Part of community-building this year has included helping to form the Taos Interfaith Alliance, an interfaith group of spiritual leaders who focus on ways we can address poverty in Taos and also support our undocumented neighbors. This new alliance allows faith communities and spiritual communities that might not agree on a lot of things to work together on the things we do agree on. I also helped form a local women’s clergy group to help our churches do social justice work together on immigration issues, poverty, and human rights.
This year we launched a quarterly Interfaith Kid’s Camp as part of our church’s mission to Taos. Our first interfaith kids camp hosted five kids, ages 5-7, who learned about Easter, Jewish Passover, and the spring practices and prayers of earth-based, indigenous religions. We planted seeds, shared a Passover meal, and passed around an inflatable Earth telling each other what we love most about our planet. Our mission for these camps is simple: World Peace. We imagine a world where no Taos child could ever be fooled into demonizing and fearing other people’s religions. We believe that the Taos UCC kids who participate in these camps will learn in this comparative way how to value and honor their own Christ-following religion.

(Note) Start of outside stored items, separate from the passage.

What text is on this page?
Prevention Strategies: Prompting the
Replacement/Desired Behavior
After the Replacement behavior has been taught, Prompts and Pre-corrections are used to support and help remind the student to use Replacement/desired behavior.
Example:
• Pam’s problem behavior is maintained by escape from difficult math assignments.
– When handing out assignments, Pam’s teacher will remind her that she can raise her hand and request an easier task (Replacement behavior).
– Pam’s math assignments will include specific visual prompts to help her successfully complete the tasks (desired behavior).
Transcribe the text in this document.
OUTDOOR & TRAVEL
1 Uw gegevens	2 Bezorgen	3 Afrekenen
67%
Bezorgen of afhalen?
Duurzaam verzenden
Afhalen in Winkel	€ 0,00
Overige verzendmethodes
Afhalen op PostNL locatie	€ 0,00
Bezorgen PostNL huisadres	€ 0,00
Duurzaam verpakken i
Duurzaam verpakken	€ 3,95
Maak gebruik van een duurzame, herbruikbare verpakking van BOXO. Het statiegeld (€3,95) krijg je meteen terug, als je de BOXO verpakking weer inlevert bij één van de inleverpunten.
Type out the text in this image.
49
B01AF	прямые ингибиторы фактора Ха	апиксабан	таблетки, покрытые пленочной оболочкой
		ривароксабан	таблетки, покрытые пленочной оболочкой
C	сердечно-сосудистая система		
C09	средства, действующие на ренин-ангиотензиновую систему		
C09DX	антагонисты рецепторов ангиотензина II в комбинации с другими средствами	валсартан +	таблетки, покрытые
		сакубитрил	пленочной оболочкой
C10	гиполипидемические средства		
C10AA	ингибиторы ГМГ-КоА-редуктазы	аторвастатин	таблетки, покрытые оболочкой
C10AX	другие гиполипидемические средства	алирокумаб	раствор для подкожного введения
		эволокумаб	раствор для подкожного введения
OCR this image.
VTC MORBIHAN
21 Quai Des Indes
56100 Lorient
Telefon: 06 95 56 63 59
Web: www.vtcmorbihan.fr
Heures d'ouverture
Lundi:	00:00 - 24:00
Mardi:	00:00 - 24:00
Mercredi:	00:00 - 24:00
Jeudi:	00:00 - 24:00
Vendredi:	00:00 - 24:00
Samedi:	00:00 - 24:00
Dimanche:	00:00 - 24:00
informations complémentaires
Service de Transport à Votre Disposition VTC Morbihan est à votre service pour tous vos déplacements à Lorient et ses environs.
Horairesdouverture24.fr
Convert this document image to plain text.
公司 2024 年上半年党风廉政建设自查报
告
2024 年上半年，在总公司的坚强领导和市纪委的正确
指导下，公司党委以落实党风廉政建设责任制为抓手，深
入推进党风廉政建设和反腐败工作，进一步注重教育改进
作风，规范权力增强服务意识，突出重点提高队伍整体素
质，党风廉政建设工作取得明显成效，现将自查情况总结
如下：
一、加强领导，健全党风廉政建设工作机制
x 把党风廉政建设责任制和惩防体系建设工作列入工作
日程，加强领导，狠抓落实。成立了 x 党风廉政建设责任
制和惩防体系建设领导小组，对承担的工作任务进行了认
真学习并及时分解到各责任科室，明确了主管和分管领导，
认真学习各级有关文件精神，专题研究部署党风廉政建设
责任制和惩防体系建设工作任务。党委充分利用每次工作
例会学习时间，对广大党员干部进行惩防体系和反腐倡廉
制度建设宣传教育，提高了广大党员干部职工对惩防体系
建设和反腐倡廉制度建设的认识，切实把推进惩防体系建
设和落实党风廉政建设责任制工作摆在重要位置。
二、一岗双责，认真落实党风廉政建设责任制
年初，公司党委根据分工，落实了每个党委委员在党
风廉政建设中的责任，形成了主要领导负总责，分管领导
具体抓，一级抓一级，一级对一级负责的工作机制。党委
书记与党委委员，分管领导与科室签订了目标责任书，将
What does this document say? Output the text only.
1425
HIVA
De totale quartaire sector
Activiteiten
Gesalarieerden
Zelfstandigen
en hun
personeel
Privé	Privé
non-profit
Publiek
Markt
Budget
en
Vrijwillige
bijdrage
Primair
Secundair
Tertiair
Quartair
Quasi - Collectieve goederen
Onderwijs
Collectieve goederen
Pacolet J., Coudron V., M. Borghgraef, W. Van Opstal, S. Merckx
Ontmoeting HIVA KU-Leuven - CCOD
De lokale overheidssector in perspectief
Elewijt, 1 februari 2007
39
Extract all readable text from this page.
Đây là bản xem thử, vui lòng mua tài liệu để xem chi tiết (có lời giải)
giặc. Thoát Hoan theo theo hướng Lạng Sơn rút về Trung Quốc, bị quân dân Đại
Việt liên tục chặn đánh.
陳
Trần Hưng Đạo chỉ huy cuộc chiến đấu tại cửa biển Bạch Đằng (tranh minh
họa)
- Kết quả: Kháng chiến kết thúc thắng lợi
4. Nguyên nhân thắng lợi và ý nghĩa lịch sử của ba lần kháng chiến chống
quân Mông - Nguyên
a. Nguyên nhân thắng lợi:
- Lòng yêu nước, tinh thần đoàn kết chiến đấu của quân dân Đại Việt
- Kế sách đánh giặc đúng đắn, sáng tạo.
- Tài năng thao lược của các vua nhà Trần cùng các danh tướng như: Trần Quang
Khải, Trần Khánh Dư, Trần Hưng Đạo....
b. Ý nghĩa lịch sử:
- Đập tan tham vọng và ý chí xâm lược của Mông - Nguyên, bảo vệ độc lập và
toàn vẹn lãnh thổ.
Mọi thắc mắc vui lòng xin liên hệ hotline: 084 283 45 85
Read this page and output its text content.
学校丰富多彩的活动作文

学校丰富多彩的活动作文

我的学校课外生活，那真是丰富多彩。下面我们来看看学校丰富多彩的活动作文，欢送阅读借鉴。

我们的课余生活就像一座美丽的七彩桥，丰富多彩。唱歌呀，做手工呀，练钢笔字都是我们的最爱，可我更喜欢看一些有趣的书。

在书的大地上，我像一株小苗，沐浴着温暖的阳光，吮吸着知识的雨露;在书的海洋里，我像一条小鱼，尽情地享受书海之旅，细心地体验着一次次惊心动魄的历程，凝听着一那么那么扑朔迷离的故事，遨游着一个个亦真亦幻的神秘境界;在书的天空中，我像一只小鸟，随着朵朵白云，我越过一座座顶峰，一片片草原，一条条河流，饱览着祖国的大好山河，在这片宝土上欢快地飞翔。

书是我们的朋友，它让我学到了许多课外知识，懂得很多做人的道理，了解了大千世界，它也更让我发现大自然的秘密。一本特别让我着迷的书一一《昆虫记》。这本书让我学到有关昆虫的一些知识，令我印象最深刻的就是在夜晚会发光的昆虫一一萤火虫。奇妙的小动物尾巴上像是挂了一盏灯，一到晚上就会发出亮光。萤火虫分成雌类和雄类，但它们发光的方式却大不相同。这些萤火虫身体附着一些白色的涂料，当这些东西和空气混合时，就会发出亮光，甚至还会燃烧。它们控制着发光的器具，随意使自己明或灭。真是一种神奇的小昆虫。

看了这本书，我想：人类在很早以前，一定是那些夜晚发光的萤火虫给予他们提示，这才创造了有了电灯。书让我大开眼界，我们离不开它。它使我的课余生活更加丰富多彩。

This year we received our 501c3 designation from the IRS that allows us to apply for grants for the mission work we continue to do. Our Leadership Council spent long hours on meeting the IRS requirements, purchasing church liability insurance, and revising and rewriting our founding documents to be in compliance with the IRS, the insurance companies, and our bank. All this tedious and invisible work will serve the church in the years ahead, and our new Leadership Council will be able to focus on mission, ministry and community development.
We are in the process now of holding community conversations about Taos UCC’s vision for the future using the SOAR model Rev. Lyons shared with us, exploring our strengths, opportunities, aspirations and results. These community conversations are helping the Leadership Council and church leaders to help lead us forward.
Next Sunday, instead of church in the bookstore we are holding church in the park, and we have invited different groups and all our Taos neighbors working on immigration justice issues to discuss next steps in the work we all do, and discuss how we can be more effective together.
This year Taos UCC will continue to focus on growing Taos UCC in numbers and financial support, and continue to find collaborative ways to join our work with the greater Taos community and justice groups throughout New Mexico. Our most important short-term goals are to find a larger space to worship so that we can continue to grow in numbers, and to become financially locally self-supporting.
A longer-term goal is to create a Sacred Space for Taos that is shared with other religious and spiritual communities, provides Taos with a sacred space for all, creates an income-stream through rental fees for Taos UCC, and gives us a home to live into our Sanctuary commitment. Radical hospitality requires a home. How we transition to that radically welcoming home will keep us busy for the next few years. We ask for your prayers and for your continued support.